WonderingWanda · 11/06/2022 19:04

Other ideas....takeaway pizza / popcorn and movie night once a week. Games night - each can invite a friend and play board games together. You might even be able to invite another parent along.

For yourself maybe join a walking group.

Leeds2 · 11/06/2022 19:22

Could you try volunteering? During the week if you have time, or at the weekend if not? Something like a food bank, or Park Run? You might be able to persuade the DC to come with you whilst you volunteer and do the Junior Run themselves! Charity shops need volunteers at the weekend too, or Home Start?

Night school type class? I think these are nowhere near as plentiful as they used to be, but there are still some classes available if you hunt them down.

Threebutterflies · 11/06/2022 19:28

Thanks for all the suggestions. Yes I was thinking about volunteering so will have a look into that . The thing is I can’t force my kids to do anything and they really don’t listen to me. My ten year old is extremely head strong and stubborn and my 13 year old son is taller than me and more like an 18 year old . Being a single mum and I’m quite shy and passive anyway they don’t take much notice of me. Then they know I have no family or friends to back me up so tend to just do what they like . I think it’s just being in here on my own hour after hour that gets to me .

OP posts:
yoshiblue · 11/06/2022 19:32

@StopStartStop Yes! Small world!

Sharrowgirl · 11/06/2022 19:35

You’re going to get lots of suggestions about local groups and hobbies and all the rest of it. All good advice but tends to
imply that you’re doing something wrong.

You’re not. It’s not you, it’s just circumstances. It sounds miserable, you are right to feel lonely and fed up and it sucks. I’m giving you permission to feel sorry for yourself for a little while (but then you have to go and do the other stuff!)

Threebutterflies · 11/06/2022 19:39

Sharrowgirl · 11/06/2022 19:35

You’re going to get lots of suggestions about local groups and hobbies and all the rest of it. All good advice but tends to
imply that you’re doing something wrong.

You’re not. It’s not you, it’s just circumstances. It sounds miserable, you are right to feel lonely and fed up and it sucks. I’m giving you permission to feel sorry for yourself for a little while (but then you have to go and do the other stuff!)

Lol yes I am feeling sorry for myself today . I will try and get out more but I don’t think it will be the same as the company I want . Unfortunately I’ve never had many friends as I’m rather unfortunate looking and it tends to put people off and I have been bullied a lot since school. I spose I just wanted to know how other lonely people cope.

OP posts:
WonderingWanda · 11/06/2022 20:11

Threebutterflies · 11/06/2022 19:28

Thanks for all the suggestions.
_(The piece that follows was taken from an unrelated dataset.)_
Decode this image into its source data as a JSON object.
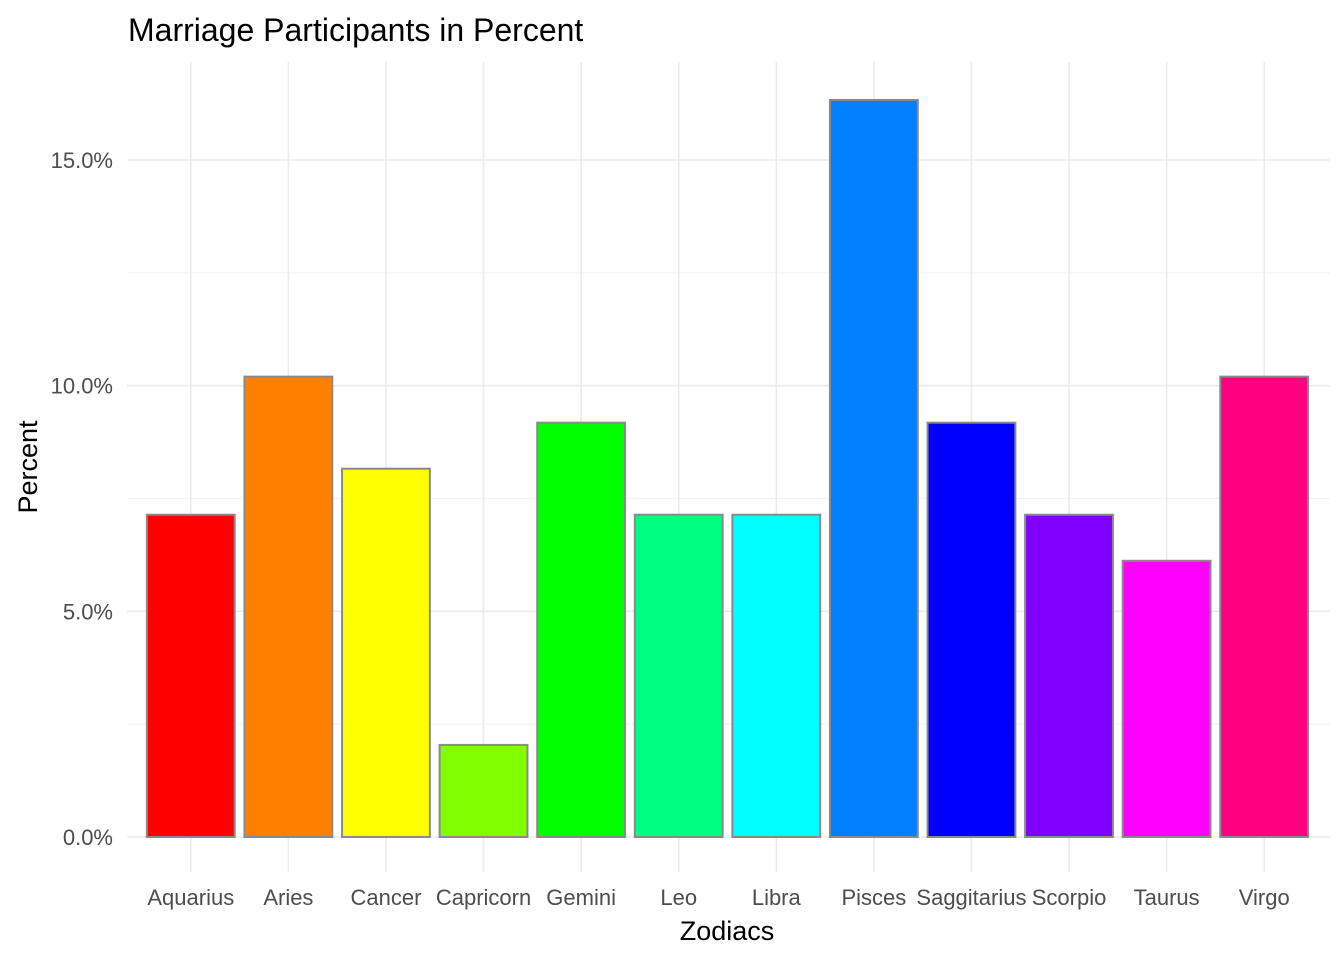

Yes I was thinking about volunteering so will have a look into that . The thing is I can’t force my kids to do anything and they really don’t listen to me. My ten year old is extremely head strong and stubborn and my 13 year old son is taller than me and more like an 18 year old . Being a single mum and I’m quite shy and passive anyway they don’t take much notice of me. Then they know I have no family or friends to back me up so tend to just do what they like . I think it’s just being in here on my own hour after hour that gets to me .

Op if you are intimidated by your children and they don't listen to you that's quite concerning and you really need to get some help with that. I would suggest speaking to the designated safeguarding lead at their school to see who they can put you in touch with. You mention being bullied a lot in the past and being shy and passive, you might actually need some counselling to help you with your confidence and self image. It might be worth a chat with your gp too.

Minimalme · 11/06/2022 20:16

Ask your kids what they would like to do? The 10 year old almost certainly would like to go trampolining/cinema etc. Even the 13 year old might grace you with their company Grin

For future reference, most kids will turn down a walk with their parent.

LeafHunter · 11/06/2022 20:21

I remember times like this. The thing that really helped me was therapy as I could focus on becoming the kind of person I wanted and that led me to be more confident to join things, meet people, see them etc. It was expensive at the time and I had to sacrifice some stuff for it but I’d do it again 100 times over.